But here on this mountain, God-of-the-Angel-Armies
will throw a feast for all the people of the world,
A feast of the finest foods, a feast with vintage wines,
a feast of seven courses, a feast lavish with gourmet desserts.
And here on this mountain, God will banish
the pall of doom hanging over all peoples,
The shadow of doom darkening all nations.
Yes, he’ll banish death forever.
And God will wipe the tears from every face.
He’ll remove every sign of disgrace
From his people, wherever they are.
Yes! God says so!
I read this passage (Isaiah 25:6-8) this morning and it made me think of the Eucharist, also known as Communion or the Lord’s Table depending on which Christian faith tradition you come from. Every Sunday we gather together and focus ourselves around the Word and the Eucharist. When we do so we recall what God has done in salvation history through the reading and preaching of the Bible. As it draws us into its story we remember the works of God in a holistic manner and are then placed within this overarching narrative. We see the hand of God among the people of Israel and the climax of the story with Jesus. As this narrative engulfs our lives, we then embody it with our lives as it reveals the reality of life itself. Our individual and communal stories get re-translated in and through God’s own story.

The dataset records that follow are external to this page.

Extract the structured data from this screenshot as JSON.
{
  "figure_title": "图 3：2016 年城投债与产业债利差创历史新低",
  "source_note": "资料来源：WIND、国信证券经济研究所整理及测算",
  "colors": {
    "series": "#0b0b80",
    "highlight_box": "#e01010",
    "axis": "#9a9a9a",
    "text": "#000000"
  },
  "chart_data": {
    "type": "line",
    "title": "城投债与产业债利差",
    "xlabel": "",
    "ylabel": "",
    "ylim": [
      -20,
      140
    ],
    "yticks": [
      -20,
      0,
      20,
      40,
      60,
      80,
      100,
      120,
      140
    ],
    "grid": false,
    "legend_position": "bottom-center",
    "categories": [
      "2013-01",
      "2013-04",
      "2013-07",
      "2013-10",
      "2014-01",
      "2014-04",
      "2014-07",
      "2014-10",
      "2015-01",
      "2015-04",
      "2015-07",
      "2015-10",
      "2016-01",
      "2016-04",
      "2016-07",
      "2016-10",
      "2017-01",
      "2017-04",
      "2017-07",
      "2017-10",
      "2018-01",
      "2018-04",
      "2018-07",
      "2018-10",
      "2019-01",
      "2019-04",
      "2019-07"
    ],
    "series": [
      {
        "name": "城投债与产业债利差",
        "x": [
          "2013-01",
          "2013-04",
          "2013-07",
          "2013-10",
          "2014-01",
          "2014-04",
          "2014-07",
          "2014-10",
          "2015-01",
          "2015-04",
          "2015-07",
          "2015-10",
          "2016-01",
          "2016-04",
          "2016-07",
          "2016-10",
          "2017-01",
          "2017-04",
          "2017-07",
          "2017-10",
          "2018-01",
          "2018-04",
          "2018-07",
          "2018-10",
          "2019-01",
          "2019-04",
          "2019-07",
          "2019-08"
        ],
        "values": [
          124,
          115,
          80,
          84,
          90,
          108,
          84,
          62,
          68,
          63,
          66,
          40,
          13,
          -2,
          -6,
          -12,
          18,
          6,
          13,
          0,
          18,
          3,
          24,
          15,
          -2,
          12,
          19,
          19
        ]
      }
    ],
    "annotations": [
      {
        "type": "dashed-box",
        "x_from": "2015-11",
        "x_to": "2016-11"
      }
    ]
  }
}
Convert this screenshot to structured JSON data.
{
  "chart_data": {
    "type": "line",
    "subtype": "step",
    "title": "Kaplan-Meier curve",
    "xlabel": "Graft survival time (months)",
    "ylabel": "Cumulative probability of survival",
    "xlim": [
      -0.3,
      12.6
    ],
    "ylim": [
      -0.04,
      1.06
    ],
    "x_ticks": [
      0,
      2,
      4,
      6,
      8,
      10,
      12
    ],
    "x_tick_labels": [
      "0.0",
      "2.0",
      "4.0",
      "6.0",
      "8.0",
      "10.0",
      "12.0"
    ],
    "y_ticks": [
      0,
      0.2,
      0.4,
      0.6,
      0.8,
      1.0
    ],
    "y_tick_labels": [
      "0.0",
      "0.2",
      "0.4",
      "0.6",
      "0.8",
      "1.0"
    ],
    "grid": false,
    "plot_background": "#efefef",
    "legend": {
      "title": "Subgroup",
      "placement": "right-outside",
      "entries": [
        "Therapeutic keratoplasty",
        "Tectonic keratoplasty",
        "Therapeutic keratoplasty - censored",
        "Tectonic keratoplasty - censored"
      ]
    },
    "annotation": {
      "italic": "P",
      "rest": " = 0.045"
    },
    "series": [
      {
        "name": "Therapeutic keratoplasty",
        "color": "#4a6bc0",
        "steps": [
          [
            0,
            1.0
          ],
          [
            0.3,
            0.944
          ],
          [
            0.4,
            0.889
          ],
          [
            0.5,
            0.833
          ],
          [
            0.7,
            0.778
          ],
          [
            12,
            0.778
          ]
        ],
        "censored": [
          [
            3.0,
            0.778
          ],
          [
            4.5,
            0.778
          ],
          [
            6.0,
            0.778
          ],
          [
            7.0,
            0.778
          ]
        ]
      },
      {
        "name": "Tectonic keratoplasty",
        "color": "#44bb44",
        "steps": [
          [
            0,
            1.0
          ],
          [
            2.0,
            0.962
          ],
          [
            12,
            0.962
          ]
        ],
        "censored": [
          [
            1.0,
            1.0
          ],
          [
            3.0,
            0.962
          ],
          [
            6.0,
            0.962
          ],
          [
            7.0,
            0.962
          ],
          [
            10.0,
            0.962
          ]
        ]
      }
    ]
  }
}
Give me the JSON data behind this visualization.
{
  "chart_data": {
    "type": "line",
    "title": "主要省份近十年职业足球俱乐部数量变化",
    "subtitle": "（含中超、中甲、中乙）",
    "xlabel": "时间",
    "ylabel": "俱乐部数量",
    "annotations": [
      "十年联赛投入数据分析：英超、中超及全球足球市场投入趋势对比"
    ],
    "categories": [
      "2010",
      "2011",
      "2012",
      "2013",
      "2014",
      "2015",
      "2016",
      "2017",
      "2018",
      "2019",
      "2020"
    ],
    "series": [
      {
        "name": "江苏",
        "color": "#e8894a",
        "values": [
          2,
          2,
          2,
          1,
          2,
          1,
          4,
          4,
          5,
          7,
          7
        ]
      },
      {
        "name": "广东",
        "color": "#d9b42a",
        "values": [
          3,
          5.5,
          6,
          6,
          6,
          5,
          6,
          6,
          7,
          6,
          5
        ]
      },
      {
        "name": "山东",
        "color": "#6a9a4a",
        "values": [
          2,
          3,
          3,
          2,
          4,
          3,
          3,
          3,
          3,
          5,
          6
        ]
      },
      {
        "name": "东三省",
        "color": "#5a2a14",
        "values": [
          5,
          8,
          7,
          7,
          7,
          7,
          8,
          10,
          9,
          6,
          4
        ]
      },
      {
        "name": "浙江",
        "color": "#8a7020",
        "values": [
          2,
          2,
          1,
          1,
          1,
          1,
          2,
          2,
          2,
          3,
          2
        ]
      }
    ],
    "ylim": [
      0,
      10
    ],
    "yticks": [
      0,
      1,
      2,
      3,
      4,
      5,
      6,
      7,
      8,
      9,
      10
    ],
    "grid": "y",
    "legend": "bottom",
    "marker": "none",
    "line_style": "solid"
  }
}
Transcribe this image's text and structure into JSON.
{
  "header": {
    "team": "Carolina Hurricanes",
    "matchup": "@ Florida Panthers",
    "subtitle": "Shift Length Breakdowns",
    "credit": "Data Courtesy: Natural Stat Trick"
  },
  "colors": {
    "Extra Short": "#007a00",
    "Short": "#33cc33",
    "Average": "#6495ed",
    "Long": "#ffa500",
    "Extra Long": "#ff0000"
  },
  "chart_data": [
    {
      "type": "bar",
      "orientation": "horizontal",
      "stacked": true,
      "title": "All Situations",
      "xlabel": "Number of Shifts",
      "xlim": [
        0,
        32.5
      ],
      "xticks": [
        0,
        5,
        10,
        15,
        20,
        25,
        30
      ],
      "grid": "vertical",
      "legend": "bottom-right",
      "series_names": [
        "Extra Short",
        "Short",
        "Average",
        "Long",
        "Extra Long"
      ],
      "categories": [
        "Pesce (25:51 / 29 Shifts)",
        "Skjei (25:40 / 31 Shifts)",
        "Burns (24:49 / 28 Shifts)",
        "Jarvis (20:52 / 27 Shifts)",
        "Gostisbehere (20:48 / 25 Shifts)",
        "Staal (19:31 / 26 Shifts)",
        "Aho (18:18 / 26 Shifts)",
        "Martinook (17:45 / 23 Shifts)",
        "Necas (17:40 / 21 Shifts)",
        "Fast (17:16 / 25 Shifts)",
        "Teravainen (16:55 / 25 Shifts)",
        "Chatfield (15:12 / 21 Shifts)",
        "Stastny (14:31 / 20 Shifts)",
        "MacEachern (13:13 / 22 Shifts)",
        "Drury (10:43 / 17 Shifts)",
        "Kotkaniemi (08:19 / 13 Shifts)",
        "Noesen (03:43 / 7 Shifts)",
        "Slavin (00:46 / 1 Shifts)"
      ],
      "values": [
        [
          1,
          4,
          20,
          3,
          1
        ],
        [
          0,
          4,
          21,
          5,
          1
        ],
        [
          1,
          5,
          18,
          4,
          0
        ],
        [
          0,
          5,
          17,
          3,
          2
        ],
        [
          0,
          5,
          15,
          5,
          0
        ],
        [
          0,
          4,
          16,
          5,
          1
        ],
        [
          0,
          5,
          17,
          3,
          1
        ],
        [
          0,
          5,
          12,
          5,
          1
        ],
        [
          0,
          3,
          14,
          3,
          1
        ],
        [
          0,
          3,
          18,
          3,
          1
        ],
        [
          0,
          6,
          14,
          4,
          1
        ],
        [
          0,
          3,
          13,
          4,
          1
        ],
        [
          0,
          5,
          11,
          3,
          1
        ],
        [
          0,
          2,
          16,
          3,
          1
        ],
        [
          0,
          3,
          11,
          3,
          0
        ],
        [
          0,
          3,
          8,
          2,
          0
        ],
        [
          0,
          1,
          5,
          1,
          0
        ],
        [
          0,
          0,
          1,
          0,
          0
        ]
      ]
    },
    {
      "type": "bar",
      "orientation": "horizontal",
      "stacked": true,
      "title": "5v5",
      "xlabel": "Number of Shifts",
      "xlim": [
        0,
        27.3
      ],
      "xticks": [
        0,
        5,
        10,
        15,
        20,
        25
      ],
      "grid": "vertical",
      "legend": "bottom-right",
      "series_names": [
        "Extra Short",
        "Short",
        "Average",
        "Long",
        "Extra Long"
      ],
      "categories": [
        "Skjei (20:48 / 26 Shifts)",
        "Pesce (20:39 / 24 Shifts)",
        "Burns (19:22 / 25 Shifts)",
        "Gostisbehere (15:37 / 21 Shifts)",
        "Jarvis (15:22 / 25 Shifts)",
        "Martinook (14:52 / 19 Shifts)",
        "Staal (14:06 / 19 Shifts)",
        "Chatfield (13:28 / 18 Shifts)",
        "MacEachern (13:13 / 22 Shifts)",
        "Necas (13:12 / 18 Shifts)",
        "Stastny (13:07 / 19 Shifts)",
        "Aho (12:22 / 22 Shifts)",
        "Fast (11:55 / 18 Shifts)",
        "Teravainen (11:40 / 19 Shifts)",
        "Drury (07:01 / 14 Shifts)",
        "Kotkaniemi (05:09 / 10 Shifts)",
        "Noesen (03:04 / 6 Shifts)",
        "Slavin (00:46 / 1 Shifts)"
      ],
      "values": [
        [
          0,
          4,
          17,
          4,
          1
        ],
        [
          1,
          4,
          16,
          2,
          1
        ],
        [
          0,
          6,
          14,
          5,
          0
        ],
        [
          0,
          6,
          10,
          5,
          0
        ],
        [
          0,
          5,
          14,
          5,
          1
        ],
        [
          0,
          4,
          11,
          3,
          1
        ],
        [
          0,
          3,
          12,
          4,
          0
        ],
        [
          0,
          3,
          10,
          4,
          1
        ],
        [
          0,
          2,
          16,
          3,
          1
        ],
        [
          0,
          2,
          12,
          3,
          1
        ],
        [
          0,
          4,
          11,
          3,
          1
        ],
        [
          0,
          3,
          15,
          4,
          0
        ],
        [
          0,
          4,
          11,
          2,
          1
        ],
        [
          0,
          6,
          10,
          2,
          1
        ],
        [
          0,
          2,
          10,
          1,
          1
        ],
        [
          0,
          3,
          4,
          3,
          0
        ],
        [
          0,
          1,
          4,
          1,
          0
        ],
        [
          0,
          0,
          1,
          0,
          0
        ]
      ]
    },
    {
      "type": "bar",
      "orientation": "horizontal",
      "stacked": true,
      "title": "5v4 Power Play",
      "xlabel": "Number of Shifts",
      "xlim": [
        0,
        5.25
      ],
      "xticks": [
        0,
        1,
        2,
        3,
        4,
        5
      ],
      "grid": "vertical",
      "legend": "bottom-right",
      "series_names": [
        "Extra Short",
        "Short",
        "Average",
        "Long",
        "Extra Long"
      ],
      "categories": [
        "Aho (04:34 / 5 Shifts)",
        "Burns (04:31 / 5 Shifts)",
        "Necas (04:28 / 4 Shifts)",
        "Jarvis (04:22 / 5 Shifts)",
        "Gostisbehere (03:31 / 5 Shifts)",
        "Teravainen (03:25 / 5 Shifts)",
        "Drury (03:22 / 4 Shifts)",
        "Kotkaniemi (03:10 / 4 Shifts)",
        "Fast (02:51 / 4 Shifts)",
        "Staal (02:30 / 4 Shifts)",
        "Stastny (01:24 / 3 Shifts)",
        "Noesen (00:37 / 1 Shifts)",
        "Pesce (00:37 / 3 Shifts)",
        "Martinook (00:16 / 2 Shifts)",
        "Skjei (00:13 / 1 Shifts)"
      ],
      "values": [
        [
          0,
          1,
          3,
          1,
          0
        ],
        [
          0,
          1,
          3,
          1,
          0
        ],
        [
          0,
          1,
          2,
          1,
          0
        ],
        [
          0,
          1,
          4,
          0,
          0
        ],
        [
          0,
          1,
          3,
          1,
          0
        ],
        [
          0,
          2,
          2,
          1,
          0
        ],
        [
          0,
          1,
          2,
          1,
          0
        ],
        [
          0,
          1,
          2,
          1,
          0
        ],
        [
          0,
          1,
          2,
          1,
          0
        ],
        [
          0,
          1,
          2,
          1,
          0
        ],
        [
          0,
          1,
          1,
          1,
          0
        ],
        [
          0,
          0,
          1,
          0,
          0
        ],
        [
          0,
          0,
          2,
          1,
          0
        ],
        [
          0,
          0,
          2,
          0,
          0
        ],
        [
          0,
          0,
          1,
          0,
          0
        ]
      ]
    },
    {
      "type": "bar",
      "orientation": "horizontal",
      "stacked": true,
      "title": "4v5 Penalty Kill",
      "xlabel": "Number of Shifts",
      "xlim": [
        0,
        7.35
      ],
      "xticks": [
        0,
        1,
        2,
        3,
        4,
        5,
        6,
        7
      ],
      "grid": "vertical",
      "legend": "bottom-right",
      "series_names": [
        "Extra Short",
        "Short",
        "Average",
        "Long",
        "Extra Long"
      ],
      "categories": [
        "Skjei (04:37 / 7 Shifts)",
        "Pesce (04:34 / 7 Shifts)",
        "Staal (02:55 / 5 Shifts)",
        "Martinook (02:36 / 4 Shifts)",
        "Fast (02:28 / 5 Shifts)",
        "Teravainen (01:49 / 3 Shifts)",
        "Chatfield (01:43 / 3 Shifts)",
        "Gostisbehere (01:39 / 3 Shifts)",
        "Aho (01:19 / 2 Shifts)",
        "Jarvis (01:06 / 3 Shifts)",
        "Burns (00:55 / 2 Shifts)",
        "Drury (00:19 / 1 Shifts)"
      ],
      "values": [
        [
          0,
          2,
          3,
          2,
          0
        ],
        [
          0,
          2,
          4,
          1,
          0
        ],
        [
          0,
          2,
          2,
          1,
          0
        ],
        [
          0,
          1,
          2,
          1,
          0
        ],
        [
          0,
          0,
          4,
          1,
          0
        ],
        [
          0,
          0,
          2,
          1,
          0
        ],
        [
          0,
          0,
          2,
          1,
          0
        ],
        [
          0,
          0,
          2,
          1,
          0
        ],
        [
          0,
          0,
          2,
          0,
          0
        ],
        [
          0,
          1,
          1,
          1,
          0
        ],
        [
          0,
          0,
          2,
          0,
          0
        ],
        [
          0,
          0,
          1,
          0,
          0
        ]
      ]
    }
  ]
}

We then focus ourselves on the Eucharist. It is here that we anticipate the future of God, as Isaiah tells us, when God will invite all to his banquet table. He will call people to this lavish banquet where we will feast on the finest foods and drinks. No expense will overlooked as we dine at this future event as one family. “Vintage wines” will be norm. Every cup will be full to the brim with the best wine you’ve ever tasted. Not wine from a few years back, but wine that is aged and full, reminding us of the life God provides for us: full and robust. And it is this that is anticipated in the Eucharist every Sunday when we “eat of this bread and drink of this cup.” As one family we approach Jesus’ table where he presents himself and meets us there in the bread and wine. We do so in remembrance of his death, but also in remembrance of his life. And by doing so, we remember in the present and also point beyond ourselves to the day when we as a whole family will do so together.
So in our gathering we remember the past, anticipate the future (as depicted in Isaiah), all while in the present.
God has been called plenty of things. Maybe we ought to think more fully of him as a wine connoisseur.